Optimal quantization and suprathreshold stochastic resonance

Abstract

It is shown that Suprathreshold Stochastic Resonance (SSR) is effectively a way of using noise to perform quantization or lossy signal compression with a population of identical threshold-based devices. Quantization of an analog signal is a fundamental requirement for its efficient storage or compression in a digital system. This process will always result in a loss of quality, known as distortion, in a reproduction of the original signal. The distortion can be decreased by increasing the number of states available for encoding the signal (measured by the rate, or mutual information). Hence, designing a quantizer requires a tradeoff between distortion and rate. Quantization theory has recently been applied to the analysis of neural coding and here we examine the possibility that SSR is a possible mechanism used by populations of sensory neurons to quantize signals.

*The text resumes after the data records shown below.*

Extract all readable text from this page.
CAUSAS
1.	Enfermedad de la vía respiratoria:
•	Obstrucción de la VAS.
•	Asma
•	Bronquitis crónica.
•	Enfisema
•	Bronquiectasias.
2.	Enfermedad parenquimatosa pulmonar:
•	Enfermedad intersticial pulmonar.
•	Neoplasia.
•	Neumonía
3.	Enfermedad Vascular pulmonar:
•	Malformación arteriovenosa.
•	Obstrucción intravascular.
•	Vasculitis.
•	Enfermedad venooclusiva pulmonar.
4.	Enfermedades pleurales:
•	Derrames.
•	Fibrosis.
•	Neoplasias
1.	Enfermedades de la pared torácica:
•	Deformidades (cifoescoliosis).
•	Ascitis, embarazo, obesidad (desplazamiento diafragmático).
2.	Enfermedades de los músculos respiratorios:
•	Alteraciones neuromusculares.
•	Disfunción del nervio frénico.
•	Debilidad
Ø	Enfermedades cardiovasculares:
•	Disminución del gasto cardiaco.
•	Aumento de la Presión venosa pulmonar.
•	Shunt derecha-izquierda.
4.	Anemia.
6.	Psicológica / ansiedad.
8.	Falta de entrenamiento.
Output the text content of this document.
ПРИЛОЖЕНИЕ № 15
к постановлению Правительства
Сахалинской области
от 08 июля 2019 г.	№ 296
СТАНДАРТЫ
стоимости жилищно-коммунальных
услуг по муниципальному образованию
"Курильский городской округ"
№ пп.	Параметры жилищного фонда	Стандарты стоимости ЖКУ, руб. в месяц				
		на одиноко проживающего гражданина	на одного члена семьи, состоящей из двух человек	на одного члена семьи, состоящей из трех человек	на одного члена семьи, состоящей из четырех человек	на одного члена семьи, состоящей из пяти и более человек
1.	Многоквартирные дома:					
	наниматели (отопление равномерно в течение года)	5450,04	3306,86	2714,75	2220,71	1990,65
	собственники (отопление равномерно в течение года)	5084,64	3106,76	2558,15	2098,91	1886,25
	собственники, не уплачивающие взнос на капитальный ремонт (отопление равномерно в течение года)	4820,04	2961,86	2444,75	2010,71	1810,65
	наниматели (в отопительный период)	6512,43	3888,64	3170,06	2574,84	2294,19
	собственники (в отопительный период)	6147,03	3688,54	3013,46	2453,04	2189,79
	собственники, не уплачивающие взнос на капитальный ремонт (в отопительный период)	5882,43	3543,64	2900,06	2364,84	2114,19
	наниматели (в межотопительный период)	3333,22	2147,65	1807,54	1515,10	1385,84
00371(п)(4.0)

In particular, we analyze the rate-distortion performance of SSR for a range of input SNR’s and show that both the optimal distortion and optimal rate occurs for an input SNR of about 0 dB, which is a biologically plausible situation. Furthermore, we relax the constraint that all thresholds are identical, and find the optimal threshold values for a range of input SNRs. We find that for sufficiently small input SNRs, the optimal quantizer is one in which all thresholds are identical, that is, the SSR situation is optimal in this case.